According to him, the International Energy Agency warned that under net-zero pathways, about 13 million fossil-fuel jobs could disappear globally even as 30 million new clean-energy roles emerge by 2030.
“The catch is that most of those new jobs will be created in countries that already manufacture and install renewable-energy technologies. In much of Africa, where local production and technical training remain limited, job losses could easily outpace early gains.”
He said much of the global climate conversation to date has focused on policy and finance, but the real make-or-break factor lies elsewhere, in human capability.
“Without a deliberate plan for reskilling, the continent’s green shift could end up creating as many redundancies as green jobs. This perspective is rarely viewed through the lens of talent: How will this transition impact those employed in the fossil-fuel economy, and how will new talent be developed to build and manage the industries of the future?

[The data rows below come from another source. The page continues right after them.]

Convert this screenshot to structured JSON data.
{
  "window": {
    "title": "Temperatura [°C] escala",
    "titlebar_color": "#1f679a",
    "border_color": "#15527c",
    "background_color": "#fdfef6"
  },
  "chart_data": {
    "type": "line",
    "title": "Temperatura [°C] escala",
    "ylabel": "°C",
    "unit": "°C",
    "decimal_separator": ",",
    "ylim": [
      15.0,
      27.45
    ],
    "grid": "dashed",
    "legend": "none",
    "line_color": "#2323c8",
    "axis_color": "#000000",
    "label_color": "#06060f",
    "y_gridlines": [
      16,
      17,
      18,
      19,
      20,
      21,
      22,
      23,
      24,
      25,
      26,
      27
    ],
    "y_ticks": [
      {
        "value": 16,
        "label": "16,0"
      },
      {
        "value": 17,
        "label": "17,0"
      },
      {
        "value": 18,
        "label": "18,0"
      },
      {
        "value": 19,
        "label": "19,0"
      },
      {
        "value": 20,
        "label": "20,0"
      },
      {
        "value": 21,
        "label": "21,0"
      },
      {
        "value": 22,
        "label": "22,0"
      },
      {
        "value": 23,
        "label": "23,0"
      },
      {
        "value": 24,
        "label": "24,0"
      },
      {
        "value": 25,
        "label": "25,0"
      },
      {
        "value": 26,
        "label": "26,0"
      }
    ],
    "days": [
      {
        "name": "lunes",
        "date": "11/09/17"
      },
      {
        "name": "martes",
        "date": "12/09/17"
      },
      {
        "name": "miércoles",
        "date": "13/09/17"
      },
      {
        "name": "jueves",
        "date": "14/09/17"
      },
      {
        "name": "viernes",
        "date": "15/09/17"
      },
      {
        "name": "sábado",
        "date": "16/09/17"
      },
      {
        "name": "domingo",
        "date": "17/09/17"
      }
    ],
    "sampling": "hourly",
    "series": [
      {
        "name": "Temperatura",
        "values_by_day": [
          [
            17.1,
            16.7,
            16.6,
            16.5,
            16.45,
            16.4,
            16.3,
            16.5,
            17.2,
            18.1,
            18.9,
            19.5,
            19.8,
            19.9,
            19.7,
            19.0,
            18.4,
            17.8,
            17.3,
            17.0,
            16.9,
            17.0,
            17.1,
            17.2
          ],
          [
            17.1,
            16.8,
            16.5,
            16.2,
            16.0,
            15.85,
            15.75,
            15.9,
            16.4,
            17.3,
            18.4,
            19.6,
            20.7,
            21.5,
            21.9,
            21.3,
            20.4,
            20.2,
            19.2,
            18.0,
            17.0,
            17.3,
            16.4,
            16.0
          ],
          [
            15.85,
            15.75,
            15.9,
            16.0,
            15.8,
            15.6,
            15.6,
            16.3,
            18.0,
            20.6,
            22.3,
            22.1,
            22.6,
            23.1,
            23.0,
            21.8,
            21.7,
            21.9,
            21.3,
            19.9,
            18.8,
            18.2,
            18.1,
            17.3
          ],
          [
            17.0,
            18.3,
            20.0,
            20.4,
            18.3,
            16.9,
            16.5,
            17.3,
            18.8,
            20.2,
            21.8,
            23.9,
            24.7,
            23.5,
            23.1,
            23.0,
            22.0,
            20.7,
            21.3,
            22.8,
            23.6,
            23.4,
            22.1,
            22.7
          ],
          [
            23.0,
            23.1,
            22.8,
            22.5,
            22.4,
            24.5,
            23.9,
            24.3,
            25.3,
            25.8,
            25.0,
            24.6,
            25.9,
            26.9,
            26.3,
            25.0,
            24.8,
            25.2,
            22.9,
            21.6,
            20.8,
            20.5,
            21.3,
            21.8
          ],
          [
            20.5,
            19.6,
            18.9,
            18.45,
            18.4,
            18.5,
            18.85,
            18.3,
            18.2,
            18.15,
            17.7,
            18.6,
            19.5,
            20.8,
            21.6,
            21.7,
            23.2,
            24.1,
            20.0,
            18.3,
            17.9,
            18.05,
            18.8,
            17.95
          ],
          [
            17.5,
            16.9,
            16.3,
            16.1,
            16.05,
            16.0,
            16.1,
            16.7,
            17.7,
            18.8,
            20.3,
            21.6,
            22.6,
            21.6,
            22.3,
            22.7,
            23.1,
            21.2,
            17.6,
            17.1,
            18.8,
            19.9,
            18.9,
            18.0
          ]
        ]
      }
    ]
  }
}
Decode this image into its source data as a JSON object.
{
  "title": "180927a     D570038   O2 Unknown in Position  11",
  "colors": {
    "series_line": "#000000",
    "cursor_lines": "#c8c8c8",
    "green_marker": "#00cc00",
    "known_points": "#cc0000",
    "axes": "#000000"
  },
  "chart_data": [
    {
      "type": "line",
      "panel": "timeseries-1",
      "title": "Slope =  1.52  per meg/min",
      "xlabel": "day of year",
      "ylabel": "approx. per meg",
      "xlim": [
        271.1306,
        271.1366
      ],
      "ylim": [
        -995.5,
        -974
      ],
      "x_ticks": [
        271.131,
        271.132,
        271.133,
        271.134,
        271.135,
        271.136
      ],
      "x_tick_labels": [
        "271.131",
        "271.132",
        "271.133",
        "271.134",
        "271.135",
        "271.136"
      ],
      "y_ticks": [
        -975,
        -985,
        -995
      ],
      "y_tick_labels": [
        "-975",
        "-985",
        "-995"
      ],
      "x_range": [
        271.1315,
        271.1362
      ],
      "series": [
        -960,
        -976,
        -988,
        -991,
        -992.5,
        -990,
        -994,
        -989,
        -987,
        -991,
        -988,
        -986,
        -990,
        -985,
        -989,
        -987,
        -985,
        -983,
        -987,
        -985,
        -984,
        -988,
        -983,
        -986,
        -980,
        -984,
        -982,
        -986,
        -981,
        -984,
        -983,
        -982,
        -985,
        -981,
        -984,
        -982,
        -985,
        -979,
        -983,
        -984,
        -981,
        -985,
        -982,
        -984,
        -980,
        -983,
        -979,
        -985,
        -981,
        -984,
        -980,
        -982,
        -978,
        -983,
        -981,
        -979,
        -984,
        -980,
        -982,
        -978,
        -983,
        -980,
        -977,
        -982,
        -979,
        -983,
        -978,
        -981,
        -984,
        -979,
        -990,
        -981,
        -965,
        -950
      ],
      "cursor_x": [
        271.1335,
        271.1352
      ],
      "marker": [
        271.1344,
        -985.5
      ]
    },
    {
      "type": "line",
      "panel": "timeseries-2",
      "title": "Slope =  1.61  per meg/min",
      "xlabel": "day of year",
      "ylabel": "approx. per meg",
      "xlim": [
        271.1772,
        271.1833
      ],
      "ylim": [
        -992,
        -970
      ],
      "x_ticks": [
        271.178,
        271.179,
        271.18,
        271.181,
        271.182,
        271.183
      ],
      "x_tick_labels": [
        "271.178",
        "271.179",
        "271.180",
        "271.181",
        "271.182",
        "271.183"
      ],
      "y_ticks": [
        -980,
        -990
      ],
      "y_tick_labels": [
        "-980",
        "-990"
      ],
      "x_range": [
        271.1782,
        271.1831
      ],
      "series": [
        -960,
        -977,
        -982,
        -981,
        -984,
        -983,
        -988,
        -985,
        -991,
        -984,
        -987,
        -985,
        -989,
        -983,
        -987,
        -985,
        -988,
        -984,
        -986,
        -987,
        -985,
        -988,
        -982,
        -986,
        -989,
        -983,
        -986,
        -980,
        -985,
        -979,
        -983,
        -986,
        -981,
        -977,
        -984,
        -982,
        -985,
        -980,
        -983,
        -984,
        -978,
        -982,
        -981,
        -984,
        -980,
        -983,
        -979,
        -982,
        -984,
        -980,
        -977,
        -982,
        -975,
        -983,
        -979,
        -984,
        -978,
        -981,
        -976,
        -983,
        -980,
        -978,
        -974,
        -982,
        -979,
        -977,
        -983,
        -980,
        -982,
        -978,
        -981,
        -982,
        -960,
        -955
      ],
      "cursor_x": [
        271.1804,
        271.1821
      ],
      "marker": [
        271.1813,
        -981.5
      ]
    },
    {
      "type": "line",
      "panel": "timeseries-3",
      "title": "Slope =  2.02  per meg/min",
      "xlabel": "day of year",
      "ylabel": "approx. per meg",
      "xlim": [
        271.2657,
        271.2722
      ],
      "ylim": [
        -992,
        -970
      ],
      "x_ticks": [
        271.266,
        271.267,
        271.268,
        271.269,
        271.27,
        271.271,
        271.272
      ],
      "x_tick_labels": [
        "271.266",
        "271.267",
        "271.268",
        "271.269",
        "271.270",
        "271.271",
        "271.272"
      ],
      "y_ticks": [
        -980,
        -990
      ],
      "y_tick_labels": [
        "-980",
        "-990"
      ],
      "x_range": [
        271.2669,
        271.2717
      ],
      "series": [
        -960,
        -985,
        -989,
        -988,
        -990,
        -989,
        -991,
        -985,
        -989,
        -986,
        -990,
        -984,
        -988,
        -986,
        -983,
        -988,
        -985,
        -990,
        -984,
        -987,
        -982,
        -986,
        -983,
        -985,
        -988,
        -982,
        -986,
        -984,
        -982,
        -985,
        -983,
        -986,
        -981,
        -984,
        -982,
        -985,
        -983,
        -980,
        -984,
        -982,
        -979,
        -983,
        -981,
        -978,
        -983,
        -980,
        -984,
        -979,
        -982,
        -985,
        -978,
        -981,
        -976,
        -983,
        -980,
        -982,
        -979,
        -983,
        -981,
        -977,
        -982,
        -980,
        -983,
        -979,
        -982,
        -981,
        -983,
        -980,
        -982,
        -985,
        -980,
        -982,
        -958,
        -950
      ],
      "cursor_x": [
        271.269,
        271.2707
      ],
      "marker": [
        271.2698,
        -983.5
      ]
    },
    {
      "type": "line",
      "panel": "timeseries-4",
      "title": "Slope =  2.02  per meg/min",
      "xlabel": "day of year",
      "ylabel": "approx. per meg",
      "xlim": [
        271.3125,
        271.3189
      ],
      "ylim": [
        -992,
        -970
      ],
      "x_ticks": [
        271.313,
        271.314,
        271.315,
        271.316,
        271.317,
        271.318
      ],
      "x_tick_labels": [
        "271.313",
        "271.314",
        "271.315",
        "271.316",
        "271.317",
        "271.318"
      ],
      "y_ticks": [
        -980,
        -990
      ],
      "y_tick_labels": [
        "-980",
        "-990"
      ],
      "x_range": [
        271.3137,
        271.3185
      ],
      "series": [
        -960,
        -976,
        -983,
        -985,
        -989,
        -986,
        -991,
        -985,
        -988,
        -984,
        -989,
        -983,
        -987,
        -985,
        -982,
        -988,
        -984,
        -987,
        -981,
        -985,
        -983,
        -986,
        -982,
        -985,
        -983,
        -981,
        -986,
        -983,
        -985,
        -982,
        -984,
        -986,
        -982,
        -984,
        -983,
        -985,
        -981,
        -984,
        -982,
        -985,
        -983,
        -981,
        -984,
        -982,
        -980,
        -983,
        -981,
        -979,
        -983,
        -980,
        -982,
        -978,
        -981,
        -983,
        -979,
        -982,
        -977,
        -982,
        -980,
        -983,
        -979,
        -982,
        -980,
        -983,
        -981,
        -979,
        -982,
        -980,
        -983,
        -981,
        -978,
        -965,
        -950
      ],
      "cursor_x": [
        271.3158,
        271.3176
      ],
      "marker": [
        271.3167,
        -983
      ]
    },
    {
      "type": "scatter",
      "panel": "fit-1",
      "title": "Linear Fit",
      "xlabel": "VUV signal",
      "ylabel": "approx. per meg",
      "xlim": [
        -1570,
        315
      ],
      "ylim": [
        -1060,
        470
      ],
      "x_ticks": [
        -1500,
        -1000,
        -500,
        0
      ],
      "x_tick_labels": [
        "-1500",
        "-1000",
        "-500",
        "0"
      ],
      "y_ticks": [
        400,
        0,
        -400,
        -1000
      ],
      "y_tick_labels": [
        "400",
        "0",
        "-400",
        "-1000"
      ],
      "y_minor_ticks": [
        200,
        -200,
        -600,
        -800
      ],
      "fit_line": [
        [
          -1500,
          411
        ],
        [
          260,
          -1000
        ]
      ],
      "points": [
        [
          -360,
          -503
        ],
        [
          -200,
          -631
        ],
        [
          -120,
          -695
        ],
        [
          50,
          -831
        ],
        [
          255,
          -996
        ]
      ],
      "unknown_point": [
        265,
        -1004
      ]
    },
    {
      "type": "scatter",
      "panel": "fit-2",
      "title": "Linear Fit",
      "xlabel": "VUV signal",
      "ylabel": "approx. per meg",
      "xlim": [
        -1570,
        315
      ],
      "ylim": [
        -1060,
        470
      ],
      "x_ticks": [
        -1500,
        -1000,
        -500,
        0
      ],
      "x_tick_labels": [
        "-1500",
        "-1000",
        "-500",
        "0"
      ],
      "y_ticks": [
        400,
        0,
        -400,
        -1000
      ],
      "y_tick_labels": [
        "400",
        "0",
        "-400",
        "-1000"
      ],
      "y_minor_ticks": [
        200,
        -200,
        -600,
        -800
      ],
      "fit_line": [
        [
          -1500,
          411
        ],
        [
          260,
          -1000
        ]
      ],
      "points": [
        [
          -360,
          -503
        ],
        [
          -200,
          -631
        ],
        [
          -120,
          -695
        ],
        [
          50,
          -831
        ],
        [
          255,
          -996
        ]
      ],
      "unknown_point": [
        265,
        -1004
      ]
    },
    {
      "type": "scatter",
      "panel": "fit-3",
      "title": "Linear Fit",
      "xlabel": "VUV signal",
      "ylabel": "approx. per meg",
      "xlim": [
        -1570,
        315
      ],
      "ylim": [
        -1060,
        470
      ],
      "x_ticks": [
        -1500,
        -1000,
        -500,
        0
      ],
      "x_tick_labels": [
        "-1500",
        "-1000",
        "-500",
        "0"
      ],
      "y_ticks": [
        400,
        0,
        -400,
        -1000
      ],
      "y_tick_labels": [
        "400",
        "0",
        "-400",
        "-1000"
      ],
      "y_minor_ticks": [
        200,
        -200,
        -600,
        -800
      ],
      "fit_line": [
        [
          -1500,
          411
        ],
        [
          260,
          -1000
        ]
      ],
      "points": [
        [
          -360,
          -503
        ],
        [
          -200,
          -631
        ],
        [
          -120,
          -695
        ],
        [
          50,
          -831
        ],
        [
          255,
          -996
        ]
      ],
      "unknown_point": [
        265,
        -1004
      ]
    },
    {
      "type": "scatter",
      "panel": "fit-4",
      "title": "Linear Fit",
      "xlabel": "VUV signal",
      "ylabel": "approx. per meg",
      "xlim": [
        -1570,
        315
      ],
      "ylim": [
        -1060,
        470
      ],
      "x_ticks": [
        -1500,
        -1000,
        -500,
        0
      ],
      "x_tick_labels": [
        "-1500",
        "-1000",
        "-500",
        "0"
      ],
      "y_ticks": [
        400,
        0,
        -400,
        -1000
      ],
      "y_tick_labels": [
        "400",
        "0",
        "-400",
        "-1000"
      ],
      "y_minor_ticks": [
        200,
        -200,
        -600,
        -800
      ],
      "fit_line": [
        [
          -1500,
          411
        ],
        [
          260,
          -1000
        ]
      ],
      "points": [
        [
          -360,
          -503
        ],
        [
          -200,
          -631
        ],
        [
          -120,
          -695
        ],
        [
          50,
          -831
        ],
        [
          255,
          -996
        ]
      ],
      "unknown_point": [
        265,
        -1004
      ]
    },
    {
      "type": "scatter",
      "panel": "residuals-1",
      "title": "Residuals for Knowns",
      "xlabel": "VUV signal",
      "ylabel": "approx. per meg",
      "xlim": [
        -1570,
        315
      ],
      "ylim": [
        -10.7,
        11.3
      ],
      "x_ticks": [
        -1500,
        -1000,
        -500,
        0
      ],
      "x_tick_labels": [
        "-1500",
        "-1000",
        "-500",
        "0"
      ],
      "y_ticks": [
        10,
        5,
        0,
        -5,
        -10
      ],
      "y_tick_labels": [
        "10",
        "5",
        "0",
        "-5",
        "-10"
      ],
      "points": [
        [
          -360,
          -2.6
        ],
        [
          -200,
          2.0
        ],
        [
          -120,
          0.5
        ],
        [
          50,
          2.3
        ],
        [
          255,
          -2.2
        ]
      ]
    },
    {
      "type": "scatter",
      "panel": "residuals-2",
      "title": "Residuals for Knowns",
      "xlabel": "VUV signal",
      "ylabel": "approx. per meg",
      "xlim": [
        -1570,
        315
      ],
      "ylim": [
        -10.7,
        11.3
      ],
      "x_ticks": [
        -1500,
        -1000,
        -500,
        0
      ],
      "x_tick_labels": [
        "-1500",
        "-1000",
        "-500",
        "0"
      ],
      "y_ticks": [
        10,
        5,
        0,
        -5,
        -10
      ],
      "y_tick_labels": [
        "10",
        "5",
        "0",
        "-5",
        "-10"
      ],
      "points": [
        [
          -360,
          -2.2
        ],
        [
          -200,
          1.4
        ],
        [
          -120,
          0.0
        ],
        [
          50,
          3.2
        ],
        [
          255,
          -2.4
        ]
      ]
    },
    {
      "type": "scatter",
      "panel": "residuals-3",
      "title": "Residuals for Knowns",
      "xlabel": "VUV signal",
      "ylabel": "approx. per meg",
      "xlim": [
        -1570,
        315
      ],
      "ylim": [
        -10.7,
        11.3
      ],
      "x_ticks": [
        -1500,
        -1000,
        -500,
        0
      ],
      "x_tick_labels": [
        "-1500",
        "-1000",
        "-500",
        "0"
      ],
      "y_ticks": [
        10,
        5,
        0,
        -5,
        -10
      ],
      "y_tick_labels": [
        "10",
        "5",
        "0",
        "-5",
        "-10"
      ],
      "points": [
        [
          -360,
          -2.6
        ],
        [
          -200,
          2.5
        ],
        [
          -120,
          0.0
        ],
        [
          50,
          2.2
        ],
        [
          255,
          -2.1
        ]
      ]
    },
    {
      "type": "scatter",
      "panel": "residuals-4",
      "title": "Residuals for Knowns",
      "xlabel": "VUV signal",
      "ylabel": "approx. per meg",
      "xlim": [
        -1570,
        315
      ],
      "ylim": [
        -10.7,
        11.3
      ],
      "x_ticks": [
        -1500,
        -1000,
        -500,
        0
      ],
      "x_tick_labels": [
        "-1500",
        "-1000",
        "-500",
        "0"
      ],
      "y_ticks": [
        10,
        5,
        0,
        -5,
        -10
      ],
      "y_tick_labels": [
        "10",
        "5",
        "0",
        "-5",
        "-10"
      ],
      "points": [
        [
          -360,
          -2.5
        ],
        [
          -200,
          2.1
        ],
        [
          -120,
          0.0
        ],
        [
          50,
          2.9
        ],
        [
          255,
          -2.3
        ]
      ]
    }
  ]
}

“According to the PMI Talent Gap Report (2025–2035), Sub-Saharan Africa will need between 1.6 million and 2.1 million additional project professionals by 2035, an increase of up to 75 per cent. Yet education and training systems across the continent aren’t keeping up. The result is a skills deficit that threatens to stall progress in the very sectors most central to the energy transition: construction, energy, infrastructure, and technology.
“Data from the Project Management Institute suggests that about 10 per cent of global project investment is lost annually due to poor performance. In Africa’s infrastructure pipeline, that translates into billions in wasted investment.
“This is where project management becomes the unsung cornerstone of Africa’s green economy. A just transition demands talent transformation, the deliberate effort to retrain and redeploy workers from the old energy economy into the new one.”
Asamani noted that Africa’s green transition will not succeed solely on goodwill. “Governments, development partners, and businesses must act now to integrate project management training into climate finance and just transition plans. If climate investments continue to outpace human investments, the gap between ambition and delivery will only widen.”